Now that we are done with setting a strong base let’s move towards thoughtfully designed activities for little learners to assist them in grasping the meanings and functions of each wh-question. 

Activity 1: 

Before beginning the activity, ensure that kids are comfortable with the previous content of the lesson plan, only then begin with the activity. The activity involves functions of each wh-word written on a sheet. Kids must read the function and identify which wh-word is used for that specific function. 

Activity 2: 

This activity is a great way to put the kid’s learnings of wh-words to use. It will help teach kids how different wh-words are used and which word is appropriate for which context. 

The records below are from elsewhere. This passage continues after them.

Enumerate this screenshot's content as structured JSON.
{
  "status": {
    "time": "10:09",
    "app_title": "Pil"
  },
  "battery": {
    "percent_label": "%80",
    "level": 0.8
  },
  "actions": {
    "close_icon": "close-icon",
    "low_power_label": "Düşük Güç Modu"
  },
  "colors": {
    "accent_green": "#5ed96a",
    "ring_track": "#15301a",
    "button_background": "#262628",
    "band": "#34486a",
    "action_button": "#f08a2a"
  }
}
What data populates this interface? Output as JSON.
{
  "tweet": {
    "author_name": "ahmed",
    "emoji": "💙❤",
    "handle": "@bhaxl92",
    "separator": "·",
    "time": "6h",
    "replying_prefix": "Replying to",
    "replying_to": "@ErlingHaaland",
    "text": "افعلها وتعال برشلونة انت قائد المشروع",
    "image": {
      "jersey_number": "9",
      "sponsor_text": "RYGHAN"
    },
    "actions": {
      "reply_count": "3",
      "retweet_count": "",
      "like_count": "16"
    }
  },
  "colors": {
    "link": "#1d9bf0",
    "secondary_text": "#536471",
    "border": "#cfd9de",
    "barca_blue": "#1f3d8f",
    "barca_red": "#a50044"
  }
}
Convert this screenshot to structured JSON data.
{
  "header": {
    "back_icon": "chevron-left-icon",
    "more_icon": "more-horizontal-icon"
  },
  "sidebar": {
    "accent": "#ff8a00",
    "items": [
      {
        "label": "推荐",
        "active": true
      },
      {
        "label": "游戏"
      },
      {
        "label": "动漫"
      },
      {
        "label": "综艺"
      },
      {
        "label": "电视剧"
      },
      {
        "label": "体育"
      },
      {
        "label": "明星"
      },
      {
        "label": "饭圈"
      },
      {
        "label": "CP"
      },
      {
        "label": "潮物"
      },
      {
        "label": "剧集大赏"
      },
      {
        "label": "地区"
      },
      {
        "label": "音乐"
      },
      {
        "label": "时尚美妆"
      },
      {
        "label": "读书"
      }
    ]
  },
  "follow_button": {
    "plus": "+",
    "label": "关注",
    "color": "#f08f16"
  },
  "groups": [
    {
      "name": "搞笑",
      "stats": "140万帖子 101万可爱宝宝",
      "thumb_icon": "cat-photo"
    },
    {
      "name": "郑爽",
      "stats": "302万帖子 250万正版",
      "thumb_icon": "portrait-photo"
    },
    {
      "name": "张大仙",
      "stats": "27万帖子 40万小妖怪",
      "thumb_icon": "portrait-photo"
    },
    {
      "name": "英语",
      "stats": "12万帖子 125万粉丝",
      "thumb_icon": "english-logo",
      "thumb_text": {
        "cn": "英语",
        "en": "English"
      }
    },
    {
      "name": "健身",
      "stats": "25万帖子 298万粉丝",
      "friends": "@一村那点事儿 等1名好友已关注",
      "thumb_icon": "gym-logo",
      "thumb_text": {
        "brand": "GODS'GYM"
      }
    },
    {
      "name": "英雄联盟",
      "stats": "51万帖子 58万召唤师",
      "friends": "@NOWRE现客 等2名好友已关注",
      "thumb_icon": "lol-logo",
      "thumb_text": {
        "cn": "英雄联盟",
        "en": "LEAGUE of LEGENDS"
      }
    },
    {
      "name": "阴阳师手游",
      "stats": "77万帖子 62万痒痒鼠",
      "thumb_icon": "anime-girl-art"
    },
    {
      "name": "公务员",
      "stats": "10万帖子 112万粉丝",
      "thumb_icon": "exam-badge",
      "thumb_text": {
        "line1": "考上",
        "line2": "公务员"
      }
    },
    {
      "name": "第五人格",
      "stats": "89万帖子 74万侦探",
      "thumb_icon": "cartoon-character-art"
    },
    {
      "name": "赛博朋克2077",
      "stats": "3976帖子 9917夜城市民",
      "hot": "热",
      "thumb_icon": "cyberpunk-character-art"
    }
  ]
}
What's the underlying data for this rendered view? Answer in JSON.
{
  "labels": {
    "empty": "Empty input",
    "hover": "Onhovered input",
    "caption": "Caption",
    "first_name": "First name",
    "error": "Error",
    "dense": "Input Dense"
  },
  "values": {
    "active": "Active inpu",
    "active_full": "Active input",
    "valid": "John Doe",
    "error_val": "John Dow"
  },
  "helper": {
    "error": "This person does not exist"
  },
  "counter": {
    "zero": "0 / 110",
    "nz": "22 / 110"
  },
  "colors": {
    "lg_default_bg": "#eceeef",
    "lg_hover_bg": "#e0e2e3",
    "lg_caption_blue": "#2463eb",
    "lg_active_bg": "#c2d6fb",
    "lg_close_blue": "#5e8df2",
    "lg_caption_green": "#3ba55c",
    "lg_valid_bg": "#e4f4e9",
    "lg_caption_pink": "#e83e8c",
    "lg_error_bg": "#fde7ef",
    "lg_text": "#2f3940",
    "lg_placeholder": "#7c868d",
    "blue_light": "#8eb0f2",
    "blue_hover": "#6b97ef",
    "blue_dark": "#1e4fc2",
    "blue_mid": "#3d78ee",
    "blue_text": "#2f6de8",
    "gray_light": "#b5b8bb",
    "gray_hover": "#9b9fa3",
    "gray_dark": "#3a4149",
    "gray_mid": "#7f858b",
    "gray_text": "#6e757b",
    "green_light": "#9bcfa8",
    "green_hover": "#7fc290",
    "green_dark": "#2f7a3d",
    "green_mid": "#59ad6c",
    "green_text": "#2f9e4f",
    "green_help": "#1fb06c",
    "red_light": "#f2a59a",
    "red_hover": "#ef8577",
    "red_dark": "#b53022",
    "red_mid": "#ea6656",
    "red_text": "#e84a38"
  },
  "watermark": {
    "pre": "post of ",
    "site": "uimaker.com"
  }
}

A chart is given, where different wh-words are written. Kids have to form the questions using that wh-word. A wonderful activity to educate kids about the functions and applicability of wh-words. 

Bottom line 

In the world of communication, words like ‘What, when, why, how, who, where, etc.’ are indispensable. These words strengthen our vocabulary, speaking skills, grammar, and other necessary language-related skills. The well-drafted lesson plan for young kids can help educate and familiarize them with the crux of wh-questions. It is an easy-to-use plan that can be used in schools as well as homes. You can also supplement the plan with other resources to make the most of it.


  1. Bloom, L., Merkin, S., & Wootten, J. (1982). “Wh”-Questions: Linguistic Factors That Contribute to the Sequence of Acquisition. Child Development, 53(4), 1084–1092.
  2. Rowe, Meredith & Leech, Kathryn & Cabrera, Natasha. (2016). Going Beyond Input Quantity: Wh-Questions Matter for Toddlers’ Language and Cognitive Development. Cognitive science. 41 Suppl 1. 10.1111/cogs.12349.